Vainsteins sprinted from a small group about a kilometer from the finish and nipped Poland's Zbigniew Spruch for the win.
He finished the 269-kilometer race in 6 hours, 19 minutes and 20 seconds.
For Vainsteins, who turned professional only two years ago, it was the biggest win of his career.
As he accepted the medal and the Latvian flag was flown, Vainsteins broke into tears.
"I'm going to savor this victory, it's not every day you're world champion," he told reporters afterward.
His road to the world championship title was not smooth. Vainsteins' father died of cancer last spring in his hometown of Kuldiga, and Latvian sports fans and journalists castigated him for his decision to forego the Olympic Games in Sydney to concentrate on the World Championship.

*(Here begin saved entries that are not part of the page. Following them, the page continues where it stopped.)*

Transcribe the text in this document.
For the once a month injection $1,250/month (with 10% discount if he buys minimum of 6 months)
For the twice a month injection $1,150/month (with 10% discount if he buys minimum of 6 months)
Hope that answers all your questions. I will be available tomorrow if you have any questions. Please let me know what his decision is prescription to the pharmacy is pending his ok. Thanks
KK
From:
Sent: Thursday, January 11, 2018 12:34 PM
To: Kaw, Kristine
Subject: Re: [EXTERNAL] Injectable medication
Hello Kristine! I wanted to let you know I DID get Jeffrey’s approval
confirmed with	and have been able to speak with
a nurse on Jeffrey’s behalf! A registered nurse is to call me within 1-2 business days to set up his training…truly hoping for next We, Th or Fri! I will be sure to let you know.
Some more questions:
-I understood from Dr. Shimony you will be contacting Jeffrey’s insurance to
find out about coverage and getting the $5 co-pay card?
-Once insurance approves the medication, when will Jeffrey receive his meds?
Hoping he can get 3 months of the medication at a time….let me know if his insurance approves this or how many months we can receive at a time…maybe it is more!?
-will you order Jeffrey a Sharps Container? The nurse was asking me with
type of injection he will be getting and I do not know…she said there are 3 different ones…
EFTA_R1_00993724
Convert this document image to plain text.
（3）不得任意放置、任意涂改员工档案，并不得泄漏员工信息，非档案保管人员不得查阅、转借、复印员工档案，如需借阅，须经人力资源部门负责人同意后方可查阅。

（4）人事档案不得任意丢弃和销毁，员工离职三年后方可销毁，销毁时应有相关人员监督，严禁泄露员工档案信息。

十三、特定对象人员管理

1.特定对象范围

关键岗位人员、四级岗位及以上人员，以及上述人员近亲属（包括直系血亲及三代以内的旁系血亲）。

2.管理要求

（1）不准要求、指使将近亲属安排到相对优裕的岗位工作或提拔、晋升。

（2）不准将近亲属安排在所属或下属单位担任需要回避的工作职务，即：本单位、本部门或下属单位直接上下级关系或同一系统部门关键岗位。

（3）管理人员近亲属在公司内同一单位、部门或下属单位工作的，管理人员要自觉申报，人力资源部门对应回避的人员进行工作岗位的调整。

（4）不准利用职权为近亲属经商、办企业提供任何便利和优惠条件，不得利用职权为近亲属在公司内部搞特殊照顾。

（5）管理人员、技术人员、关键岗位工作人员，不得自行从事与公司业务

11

"He needed to achieve something at the world championships to change the attitude of the Latvian nation," said Arturs Vaiders, sports editor for Diena. "He needed a medal and he knew it."
Vainsteins spends most of his time outside of Latvia, training in Italy. When he opted out of the Olympics, many Latvians cried treason.
"Everybody said, 'What are you doing, the Olympics are the main goal for us,'" said Janis Pinkulis, a writer for the sports weekly Sporta Avize.
Vainsteins had previous run-ins with Latvia's Olympic Committee. He was reportedly refused funding in 1996 to train in a country where cyclists are considered more of a nuisance than athletes.
"He was a prospective athlete, but there are a lot of them," said Pinkulis.
Vainsteins made a name for himself in European road racing in recent years and hooked up with a well-funded Italian team. He made minor waves when he won a stage in the Giro Italia, the world's second most famous road race behind the Tour de France. He continued that success with several top-10 finishes in this year's Tour de France.